Washington, D.C. – July 9, 2009 – On Wednesday afternoon, July 8, 2009, Global Green USA partnered with the New America Foundation to host Dr. Piers Millet in a discussion entitled, "Strengthening the Biological Weapons Convention." Piers Millet is one of three experts from the Biological Weapons Convention Implementation Support Unit in Geneva, Switzerland, and spent time in Washington, D.C. in order to discuss the opportunity and necessity of better implementation strategies for the Biological Weapons Convention (BWC). His discussion regarding the BWC was flanked by dialogue with Dr. Paul Walker, Director of Global Green USA's Security & Sustainability Program, as well as the words of the New America Foundation's own Dr. Jeffrey Lewis, Director of the Nuclear Strategy and Nonproliferation Initiative.

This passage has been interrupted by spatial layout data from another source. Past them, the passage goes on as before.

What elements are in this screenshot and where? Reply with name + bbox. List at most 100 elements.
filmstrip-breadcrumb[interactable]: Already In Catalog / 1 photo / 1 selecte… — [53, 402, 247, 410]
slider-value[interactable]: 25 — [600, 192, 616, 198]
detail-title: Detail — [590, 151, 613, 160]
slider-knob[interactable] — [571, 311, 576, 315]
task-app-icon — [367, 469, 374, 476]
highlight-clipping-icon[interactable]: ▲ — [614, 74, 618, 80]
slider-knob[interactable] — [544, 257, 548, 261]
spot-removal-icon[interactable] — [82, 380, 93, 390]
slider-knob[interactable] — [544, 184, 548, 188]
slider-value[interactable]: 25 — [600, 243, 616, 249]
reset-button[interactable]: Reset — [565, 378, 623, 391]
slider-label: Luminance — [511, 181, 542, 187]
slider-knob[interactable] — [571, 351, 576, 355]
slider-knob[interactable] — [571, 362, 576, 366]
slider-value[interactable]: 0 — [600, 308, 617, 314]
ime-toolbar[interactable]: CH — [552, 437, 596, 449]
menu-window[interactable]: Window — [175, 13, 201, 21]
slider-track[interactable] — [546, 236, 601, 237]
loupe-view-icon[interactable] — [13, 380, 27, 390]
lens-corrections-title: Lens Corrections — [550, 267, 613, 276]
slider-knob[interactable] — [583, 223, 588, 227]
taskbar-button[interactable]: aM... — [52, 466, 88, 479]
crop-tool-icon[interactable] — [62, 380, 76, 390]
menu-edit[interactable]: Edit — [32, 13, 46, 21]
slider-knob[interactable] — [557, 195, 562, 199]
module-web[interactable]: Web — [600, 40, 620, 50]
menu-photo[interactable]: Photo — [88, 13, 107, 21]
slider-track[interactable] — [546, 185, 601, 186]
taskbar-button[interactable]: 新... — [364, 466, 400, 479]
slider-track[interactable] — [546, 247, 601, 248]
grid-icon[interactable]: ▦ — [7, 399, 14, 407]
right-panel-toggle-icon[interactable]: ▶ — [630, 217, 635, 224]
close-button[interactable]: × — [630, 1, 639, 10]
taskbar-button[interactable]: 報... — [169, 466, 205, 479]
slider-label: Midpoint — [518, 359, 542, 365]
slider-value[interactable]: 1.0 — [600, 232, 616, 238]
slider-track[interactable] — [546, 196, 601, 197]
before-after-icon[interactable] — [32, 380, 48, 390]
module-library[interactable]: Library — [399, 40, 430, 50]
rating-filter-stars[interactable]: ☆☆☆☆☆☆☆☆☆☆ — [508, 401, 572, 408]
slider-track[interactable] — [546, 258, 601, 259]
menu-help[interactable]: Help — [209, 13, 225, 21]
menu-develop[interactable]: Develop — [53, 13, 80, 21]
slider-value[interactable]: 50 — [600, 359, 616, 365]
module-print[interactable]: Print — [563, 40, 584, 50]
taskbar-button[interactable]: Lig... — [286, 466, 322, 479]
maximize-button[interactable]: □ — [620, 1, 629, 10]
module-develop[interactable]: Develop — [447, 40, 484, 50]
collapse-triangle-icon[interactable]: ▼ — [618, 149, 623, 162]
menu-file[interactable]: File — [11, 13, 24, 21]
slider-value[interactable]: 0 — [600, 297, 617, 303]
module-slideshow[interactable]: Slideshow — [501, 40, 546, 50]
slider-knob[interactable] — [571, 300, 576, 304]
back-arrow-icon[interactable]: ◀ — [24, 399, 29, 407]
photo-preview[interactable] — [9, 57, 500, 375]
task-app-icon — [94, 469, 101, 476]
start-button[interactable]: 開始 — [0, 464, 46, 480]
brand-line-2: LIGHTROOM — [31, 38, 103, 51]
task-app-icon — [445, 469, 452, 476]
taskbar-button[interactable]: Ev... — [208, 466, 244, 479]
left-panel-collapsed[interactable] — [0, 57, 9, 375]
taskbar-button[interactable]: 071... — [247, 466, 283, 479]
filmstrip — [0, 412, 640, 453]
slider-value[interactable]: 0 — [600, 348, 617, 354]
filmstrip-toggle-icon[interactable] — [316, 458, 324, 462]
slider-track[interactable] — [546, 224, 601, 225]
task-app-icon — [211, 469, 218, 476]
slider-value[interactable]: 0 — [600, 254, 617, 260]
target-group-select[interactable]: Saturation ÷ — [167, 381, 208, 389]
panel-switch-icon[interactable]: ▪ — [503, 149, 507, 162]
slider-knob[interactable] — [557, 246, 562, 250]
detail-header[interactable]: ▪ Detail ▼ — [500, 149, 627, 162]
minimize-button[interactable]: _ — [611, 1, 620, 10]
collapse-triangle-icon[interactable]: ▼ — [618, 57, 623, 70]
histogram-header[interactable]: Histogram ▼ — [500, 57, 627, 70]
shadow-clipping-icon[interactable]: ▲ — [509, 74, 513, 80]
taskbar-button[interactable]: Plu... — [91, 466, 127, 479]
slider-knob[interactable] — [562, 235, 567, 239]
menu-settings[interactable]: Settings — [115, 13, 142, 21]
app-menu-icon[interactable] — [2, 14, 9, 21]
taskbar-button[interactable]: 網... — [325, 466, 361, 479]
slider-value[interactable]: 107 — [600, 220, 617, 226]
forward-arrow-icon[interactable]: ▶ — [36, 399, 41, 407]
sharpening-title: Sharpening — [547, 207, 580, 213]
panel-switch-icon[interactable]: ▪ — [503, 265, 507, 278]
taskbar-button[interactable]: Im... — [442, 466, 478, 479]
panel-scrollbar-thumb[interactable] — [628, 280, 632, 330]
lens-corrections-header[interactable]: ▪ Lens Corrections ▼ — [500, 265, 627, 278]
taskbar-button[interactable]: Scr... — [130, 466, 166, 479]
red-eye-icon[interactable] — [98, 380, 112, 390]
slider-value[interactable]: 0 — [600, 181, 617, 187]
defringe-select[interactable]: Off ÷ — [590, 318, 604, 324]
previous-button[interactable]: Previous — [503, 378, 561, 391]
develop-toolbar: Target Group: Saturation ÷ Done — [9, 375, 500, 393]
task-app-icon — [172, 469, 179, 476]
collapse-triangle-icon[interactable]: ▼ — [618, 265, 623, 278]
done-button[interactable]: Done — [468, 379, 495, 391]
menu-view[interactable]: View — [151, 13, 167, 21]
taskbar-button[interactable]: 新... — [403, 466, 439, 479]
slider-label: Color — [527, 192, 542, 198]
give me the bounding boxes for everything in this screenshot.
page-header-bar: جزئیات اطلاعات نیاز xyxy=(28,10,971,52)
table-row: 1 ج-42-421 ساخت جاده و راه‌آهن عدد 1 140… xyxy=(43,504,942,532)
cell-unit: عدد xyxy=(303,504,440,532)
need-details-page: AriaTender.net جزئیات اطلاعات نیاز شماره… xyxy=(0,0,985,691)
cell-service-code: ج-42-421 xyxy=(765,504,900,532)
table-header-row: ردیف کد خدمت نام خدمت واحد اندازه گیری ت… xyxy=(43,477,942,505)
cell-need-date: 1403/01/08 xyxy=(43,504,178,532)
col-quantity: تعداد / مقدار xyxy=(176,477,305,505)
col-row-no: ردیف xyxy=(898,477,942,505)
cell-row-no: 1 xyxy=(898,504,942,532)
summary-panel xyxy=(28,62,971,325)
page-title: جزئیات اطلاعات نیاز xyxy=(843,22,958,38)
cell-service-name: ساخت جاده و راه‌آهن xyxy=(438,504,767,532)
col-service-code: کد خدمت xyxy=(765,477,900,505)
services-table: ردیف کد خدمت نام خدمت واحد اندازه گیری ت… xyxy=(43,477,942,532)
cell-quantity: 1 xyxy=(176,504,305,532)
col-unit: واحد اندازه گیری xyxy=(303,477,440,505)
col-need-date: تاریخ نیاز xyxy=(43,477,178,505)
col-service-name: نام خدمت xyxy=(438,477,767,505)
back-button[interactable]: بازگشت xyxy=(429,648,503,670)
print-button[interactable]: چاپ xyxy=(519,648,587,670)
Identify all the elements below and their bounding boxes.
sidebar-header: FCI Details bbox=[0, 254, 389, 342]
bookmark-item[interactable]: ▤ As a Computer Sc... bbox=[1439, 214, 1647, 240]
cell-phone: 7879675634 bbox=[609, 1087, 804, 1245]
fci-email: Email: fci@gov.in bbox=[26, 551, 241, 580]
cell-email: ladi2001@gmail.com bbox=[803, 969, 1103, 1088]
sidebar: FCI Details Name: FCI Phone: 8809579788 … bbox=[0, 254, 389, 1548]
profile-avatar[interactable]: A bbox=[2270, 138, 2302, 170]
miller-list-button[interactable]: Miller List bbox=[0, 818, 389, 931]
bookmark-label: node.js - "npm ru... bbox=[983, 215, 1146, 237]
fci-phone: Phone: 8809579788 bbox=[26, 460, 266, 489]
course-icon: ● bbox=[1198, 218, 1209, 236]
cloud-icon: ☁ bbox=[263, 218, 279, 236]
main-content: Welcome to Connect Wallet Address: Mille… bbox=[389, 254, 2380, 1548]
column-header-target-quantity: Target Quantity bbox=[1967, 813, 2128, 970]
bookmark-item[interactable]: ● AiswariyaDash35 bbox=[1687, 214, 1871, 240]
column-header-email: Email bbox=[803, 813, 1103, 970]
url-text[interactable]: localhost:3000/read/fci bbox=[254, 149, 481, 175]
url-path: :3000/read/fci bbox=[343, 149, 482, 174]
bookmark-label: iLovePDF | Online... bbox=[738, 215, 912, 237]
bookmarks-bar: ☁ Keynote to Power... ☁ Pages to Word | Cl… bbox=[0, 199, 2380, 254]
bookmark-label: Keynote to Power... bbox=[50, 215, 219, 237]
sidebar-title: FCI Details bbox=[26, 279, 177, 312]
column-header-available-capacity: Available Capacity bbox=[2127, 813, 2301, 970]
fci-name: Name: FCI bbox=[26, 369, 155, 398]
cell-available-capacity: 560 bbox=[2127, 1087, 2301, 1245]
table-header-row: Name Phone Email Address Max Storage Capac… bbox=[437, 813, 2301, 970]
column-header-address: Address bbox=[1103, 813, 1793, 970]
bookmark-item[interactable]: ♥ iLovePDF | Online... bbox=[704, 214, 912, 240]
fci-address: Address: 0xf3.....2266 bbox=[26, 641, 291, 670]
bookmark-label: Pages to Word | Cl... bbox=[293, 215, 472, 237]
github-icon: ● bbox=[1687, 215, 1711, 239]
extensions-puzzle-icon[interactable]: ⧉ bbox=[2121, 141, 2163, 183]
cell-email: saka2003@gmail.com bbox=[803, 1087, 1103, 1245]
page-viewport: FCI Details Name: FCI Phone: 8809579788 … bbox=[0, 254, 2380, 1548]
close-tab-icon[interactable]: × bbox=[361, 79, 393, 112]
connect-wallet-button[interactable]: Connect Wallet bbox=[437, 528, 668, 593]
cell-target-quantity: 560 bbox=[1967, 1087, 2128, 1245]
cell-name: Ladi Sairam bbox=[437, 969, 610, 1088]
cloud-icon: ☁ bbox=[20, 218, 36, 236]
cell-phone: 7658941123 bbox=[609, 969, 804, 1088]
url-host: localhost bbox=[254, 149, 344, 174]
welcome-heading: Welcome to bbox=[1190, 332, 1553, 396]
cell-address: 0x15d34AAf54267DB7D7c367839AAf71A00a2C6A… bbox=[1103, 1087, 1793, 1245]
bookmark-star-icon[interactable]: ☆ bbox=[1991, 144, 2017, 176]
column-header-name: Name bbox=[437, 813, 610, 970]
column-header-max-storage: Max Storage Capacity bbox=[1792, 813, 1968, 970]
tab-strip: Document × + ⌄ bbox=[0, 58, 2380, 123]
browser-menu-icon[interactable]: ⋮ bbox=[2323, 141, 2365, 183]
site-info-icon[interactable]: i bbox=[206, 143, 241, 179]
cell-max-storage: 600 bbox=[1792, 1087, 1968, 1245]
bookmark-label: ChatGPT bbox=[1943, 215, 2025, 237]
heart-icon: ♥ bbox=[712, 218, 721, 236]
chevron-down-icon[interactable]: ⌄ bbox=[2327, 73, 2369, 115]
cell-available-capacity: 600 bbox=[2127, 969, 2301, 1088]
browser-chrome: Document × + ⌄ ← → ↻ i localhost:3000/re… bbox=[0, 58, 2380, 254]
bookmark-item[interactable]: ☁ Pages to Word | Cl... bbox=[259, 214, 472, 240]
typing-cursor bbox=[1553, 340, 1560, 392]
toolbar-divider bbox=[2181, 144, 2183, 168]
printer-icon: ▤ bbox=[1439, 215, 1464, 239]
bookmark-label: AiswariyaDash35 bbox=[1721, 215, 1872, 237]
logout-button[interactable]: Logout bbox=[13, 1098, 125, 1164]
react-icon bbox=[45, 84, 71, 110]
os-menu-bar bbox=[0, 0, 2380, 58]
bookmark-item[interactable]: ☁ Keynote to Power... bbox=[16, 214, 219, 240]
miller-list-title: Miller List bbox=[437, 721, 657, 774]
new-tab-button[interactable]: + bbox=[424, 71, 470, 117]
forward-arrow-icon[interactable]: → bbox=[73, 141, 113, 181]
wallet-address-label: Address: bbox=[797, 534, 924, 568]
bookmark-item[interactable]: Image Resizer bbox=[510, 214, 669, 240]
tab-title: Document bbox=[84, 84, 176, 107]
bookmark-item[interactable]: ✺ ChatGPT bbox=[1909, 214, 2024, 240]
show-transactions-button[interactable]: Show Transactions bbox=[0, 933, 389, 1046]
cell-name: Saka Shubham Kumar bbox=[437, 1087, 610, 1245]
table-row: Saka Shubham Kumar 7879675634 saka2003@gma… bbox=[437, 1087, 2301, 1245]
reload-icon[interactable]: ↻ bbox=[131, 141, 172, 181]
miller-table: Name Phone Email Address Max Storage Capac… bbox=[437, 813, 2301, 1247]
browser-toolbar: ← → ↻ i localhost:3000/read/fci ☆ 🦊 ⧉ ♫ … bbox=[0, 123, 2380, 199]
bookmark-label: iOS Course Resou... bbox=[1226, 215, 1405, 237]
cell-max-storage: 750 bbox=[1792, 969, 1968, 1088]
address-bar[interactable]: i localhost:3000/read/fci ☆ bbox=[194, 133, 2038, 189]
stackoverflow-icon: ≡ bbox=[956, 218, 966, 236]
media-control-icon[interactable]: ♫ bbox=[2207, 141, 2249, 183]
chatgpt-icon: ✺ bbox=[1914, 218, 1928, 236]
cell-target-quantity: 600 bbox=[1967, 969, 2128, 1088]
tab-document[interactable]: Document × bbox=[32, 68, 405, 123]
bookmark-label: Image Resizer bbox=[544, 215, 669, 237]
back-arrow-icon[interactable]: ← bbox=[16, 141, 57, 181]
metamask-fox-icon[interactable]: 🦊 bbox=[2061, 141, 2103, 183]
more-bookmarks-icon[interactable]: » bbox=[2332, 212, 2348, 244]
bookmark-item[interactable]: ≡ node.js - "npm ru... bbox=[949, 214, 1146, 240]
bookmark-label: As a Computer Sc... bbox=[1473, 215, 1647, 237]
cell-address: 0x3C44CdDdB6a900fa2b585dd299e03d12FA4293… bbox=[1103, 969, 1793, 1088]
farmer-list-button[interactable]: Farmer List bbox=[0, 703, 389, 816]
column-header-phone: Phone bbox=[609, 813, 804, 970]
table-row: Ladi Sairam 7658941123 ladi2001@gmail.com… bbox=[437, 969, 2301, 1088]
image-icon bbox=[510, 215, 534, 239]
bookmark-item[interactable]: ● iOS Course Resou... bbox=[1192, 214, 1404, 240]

The Biological Weapons Convention (BWC) was signed in 1972 and entered into force in 1975. As of 2009, the BWC has over 160 States Parties, and in 2011, the Seventh Five-Year Review Conference will take place. Prior to and during the 2011 Review Conference, many issues such as confidence building measures (CBMs) will need to be assessed by both experts and States Parties. Although a broadly supported nonproliferation regime, the Biological Weapons Convention lacks an instrument to ensure compliance and verification within its member states. This is held in contrast to the Nuclear Nonproliferation Treaty (NPT) and the Chemical Weapons Convention (CWC), which both have organizational bodies to implement inspections and verification of the treaty.
In consideration of the recent innovative developments made in the life sciences, Piers Millet led a discussion on the challenges of finding a balance in regulation of the life sciences, as well as the need to combat the threat of bioterrorism. On the topic of strengthening the Biological Weapons Convention (BWC), Dr. Millet offered that alternatives to the traditional verification protocols must be explored when dealing with the life sciences sector and sensitive intellectual property.
(From L to R: Millet, Lewis, Walker)
He also discussed the possibility of a decentralized network of implementing organizations, rather than one large acting body, challenging states to take a more active role. To combat the threat of bioterrorism, Dr. Millet suggested, states must be willing to cooperate with each other in cross-border projects to achieve national implementation.
Dr. Paul Walker supplemented Dr. Millet's opinions about the need to increase the working capacity of the Biological Weapons Convention (BWC), citing the OPCW, the implementing body of the Chemical Weapons Convention (CWC), as a stable foundational example for the creation of an implementing body for the BWC. Dr. Walker also offered a few thoughts on specific measures to expand the BWC, such as promoting universality, increasing the role of NGOs, and making countries accountable for reporting ongoing biological projects as well as for response measures in case of exposure to biological agents.
Following the remarks given by both Dr. Millet and Dr. Walker, the audience was invited to engage in a discussion that ranged from how to incorporate ethics training into education for young scientists to how to increase the scope and notification of response identification measures. The audience posed excellent questions that resulted in an interesting dialogue covering a number of different topics, including the recent National Academy of Sciences report that has been deemed "CTR 2.0" and the question of how to protect intellectual property when approached with international inspections.